In individuals who train intensively for prolonged periods, much greater degrees of bradycardia develop due to increased vagal tone, such that resting heart rate may be as low as 35 beats/min. This obviously confers a far larger cardiac reserve, with the 20-year-old athlete being theoretically able to increase his cardiac output by (200–35/35) or 4.7-fold using tachycardia alone, and reducing his cardiac workload for a given submaximal work intensity to (1.85/4.7) or 40% of that in an untrained age-matched individual. This more dramatic bradycardic effect of prolonged training is secondary to structural adaptation of the heart (see Cardiac hypertrophy, below).

During incremental dynamic exercise, it has been found that many trained athletes do not produce linear increases in heart rate up to their age-limited maximum.
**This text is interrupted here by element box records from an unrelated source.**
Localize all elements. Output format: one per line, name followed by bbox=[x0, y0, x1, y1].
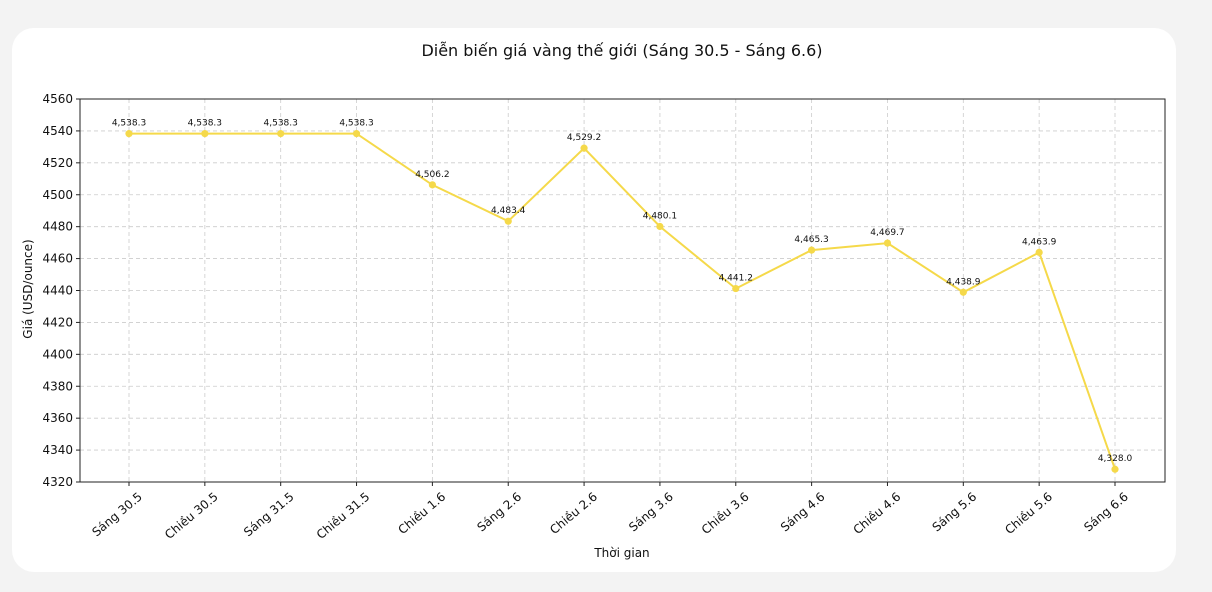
x-tick-label: Chiều 5.6 bbox=[1002, 490, 1055, 538]
x-tick-label: Sáng 31.5 bbox=[241, 490, 297, 540]
data-point bbox=[428, 181, 436, 189]
y-tick-label: 4380 bbox=[42, 379, 73, 393]
data-point bbox=[201, 130, 209, 138]
x-tick-label: Chiều 2.6 bbox=[547, 490, 600, 538]
data-point bbox=[504, 217, 512, 225]
y-tick-label: 4560 bbox=[42, 92, 73, 106]
x-tick-label: Sáng 4.6 bbox=[778, 490, 828, 535]
data-label: 4,483.4 bbox=[491, 206, 526, 216]
data-point bbox=[883, 239, 892, 247]
x-tick-label: Chiều 3.6 bbox=[699, 490, 752, 538]
x-tick-label: Sáng 6.6 bbox=[1081, 490, 1131, 535]
data-label: 4,529.2 bbox=[567, 133, 601, 143]
data-label: 4,438.9 bbox=[946, 277, 981, 287]
data-label: 4,538.3 bbox=[339, 119, 373, 129]
data-point bbox=[1035, 248, 1043, 256]
x-tick-label: Chiều 4.6 bbox=[851, 490, 904, 538]
y-tick-label: 4420 bbox=[42, 315, 73, 329]
y-tick-label: 4320 bbox=[42, 475, 73, 489]
x-tick-label: Sáng 5.6 bbox=[930, 490, 980, 535]
y-tick-label: 4500 bbox=[42, 188, 73, 202]
y-tick-label: 4360 bbox=[42, 411, 73, 425]
data-label: 4,441.2 bbox=[719, 274, 753, 284]
data-label: 4,463.9 bbox=[1022, 237, 1057, 247]
series-line bbox=[129, 132, 1116, 470]
data-point bbox=[352, 130, 361, 138]
x-tick-label: Chiều 30.5 bbox=[162, 490, 221, 542]
x-axis-label: Thời gian bbox=[593, 546, 649, 560]
x-tick-label: Sáng 3.6 bbox=[626, 490, 676, 535]
data-label: 4,480.1 bbox=[643, 212, 677, 222]
data-point bbox=[959, 288, 967, 296]
y-tick-label: 4340 bbox=[42, 443, 73, 457]
data-point bbox=[1111, 465, 1119, 473]
x-tick-label: Chiều 1.6 bbox=[395, 490, 448, 538]
x-tick-label: Sáng 2.6 bbox=[474, 490, 524, 535]
chart-title: Diễn biến giá vàng thế giới (Sáng 30.5 -… bbox=[421, 41, 822, 60]
y-axis: 4320 4340 4360 4380 4400 4420 4440 4460 4480 4500… bbox=[42, 92, 80, 489]
chart-card bbox=[12, 28, 1176, 572]
data-point bbox=[656, 222, 664, 231]
data-point bbox=[125, 130, 133, 138]
y-tick-label: 4460 bbox=[42, 252, 73, 266]
data-point bbox=[808, 246, 816, 254]
data-point bbox=[277, 130, 285, 138]
grid bbox=[80, 98, 1165, 483]
data-label: 4,328.0 bbox=[1098, 454, 1133, 464]
data-points bbox=[125, 130, 1119, 473]
y-tick-label: 4440 bbox=[42, 284, 73, 298]
data-label: 4,506.2 bbox=[415, 170, 449, 180]
y-tick-label: 4480 bbox=[42, 220, 73, 234]
x-tick-label: Chiều 31.5 bbox=[314, 490, 373, 542]
y-tick-label: 4540 bbox=[42, 124, 73, 138]
data-point bbox=[732, 284, 740, 293]
x-axis: Sáng 30.5 Chiều 30.5 Sáng 31.5 Chiều 31.5 Ch… bbox=[89, 482, 1131, 542]
y-tick-label: 4520 bbox=[42, 156, 73, 170]
data-label: 4,465.3 bbox=[794, 235, 828, 245]
y-tick-label: 4400 bbox=[42, 347, 73, 361]
data-label: 4,538.3 bbox=[112, 119, 146, 129]
data-label: 4,538.3 bbox=[264, 119, 298, 129]
y-axis-label: Giá (USD/ounce) bbox=[21, 239, 35, 338]
data-label: 4,538.3 bbox=[188, 119, 222, 129]
x-tick-label: Sáng 30.5 bbox=[89, 490, 145, 540]
data-label: 4,469.7 bbox=[870, 228, 904, 238]
data-point bbox=[580, 144, 588, 152]
data-labels: 4,538.3 4,538.3 4,538.3 4,538.3 4,506.2 4,483… bbox=[112, 119, 1133, 465]
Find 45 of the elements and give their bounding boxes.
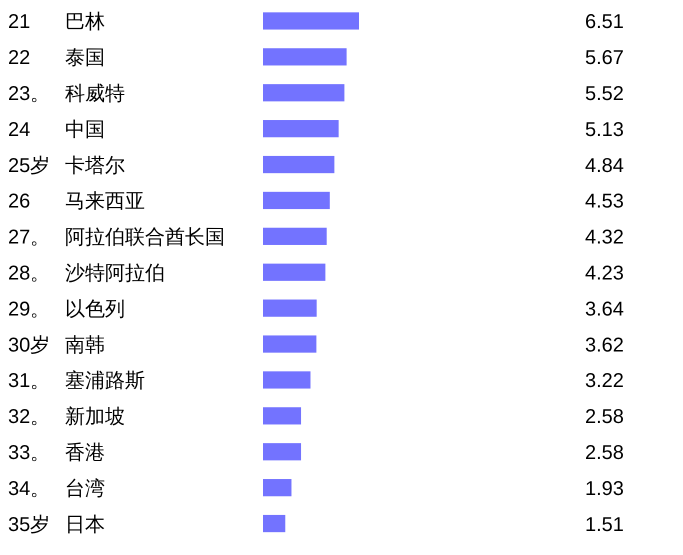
category-label: 22 泰国	[8, 47, 105, 70]
bar	[263, 514, 286, 532]
y-tick-label: 34。 台湾	[8, 478, 105, 500]
category-label: 21 巴林	[8, 11, 105, 34]
category-label: 26 马来西亚	[8, 190, 145, 213]
y-tick-label: 28。 沙特阿拉伯	[8, 262, 165, 284]
bar	[263, 407, 302, 424]
category-label: 24 中国	[8, 118, 105, 141]
bar	[263, 12, 359, 30]
y-tick-label: 33。 香港	[8, 442, 105, 464]
y-tick-label: 30岁 南韩	[8, 334, 105, 356]
bar	[263, 443, 302, 460]
bar	[263, 120, 339, 138]
data-label: 1.93	[585, 478, 624, 500]
bar	[263, 479, 292, 496]
data-label: 5.13	[585, 118, 624, 141]
y-tick-label: 32。 新加坡	[8, 406, 125, 428]
bar	[263, 156, 334, 174]
data-label: 2.58	[585, 442, 624, 464]
bar	[263, 228, 327, 245]
data-label: 3.62	[585, 334, 624, 356]
bar	[263, 371, 310, 389]
y-tick-label: 23。 科威特	[8, 82, 125, 105]
data-label: 6.51	[585, 11, 624, 34]
y-tick-label: 29。 以色列	[8, 298, 125, 320]
data-label: 4.23	[585, 262, 624, 284]
bar	[263, 264, 326, 281]
bar	[263, 192, 330, 210]
y-tick-label: 31。 塞浦路斯	[8, 369, 145, 392]
data-label: 3.22	[585, 370, 624, 392]
data-label: 5.67	[585, 47, 624, 70]
bar	[263, 335, 316, 353]
y-tick-label: 27。 阿拉伯联合酋长国	[8, 226, 225, 249]
data-label: 2.58	[585, 406, 624, 428]
data-label: 4.53	[585, 190, 624, 213]
data-label: 5.52	[585, 82, 624, 105]
data-label: 3.64	[585, 298, 624, 320]
bar	[263, 84, 344, 102]
data-label: 4.84	[585, 154, 624, 177]
y-tick-label: 35岁 日本	[8, 514, 105, 536]
data-label: 1.51	[585, 514, 624, 536]
data-label: 4.32	[585, 226, 624, 249]
bar	[263, 300, 317, 317]
y-tick-label: 25岁 卡塔尔	[8, 154, 125, 177]
bar	[263, 48, 347, 66]
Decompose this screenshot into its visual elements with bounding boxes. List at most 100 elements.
Instead, the slope of the heart rate/work curve flattens at around 85% image (Lepretre et al 2005). Since this workload corresponds approximately to the anaerobic threshold, the heart rate deflection point has been adopted in a number of centres as an easy, non-invasive monitor for setting training workloads. It has also been suggested that the deflection infers some advantage on athletes by allowing greater utilization of their capacity to increase cardiac output by increasing stroke volume, although no firm evidence base for this exists. Regardless of whether or not the phenomenon has a value, the mechanisms that underlie it are unknown, and its usefulness as a training aid is limited by its variable occurrence even in trained athletes.

Cardiac hypertrophy

Like skeletal muscle, the myocardium responds to chronically increased workload by muscle cell growth, resulting in what is traditionally known as the ‘athlete’s heart’ (Iglesias Cubero et al 2000). As in skeletal muscle, the pattern of growth varies depending on whether the increased work is dynamic or resistive. Increased ventricular filling (increased preload), with no change in outflow resistance, results in moderately thickened muscle around an enlarged ventricular chamber (eccentric hypertrophy). By contrast, increased resistance to outflow (increased afterload) due, for instance, to increased peripheral resistance, leads to a markedly thickened ventricular wall with no alteration of chamber size (concentric hypertrophy) (Fig. 11.2).

Chronic dynamic exercise exerts both of these effects on the heart; the increased preload, because of increased venous return, and the increased afterload, because of the pressor response to central command. Not surprisingly, therefore, the initial structural adaptations to dynamic training involve elements of both types of hypertrophy. In the right heart, little or no afterload increase takes place because the pulmonary vasculature is exempted from sympathetic vasoconstrictor influences and, in fact, pulmonary vascular resistance falls during exercise due to better ventilation/perfusion matching (see Chapter 8, p. 95). The right ventricle, therefore, shows uncomplicated eccentric hypertrophy. On the left side, however, there are increases in both preload and afterload, which induces some degree of concentric hypertrophy and limits the expansion of left ventricular chamber size until after around 6–9 months training. Thus, the full benefits of cardiac adaptation, in terms of increased stroke volume, are not evident until after this period.

From the preceding discussion, it should be obvious that static exercise has far less effect than dynamic exercise on resting stroke volume and heart rate, because it precludes ventricular chamber enlargement. This has some significance for the training of rowers, in whom massive elevation of cardiac reserve is essential for good performance, but who also experience large rises in afterload during the catch phase of the stroke. Training programmes, therefore, should not involve rowing alone, but include additional dynamic exercises devoid of resistive components.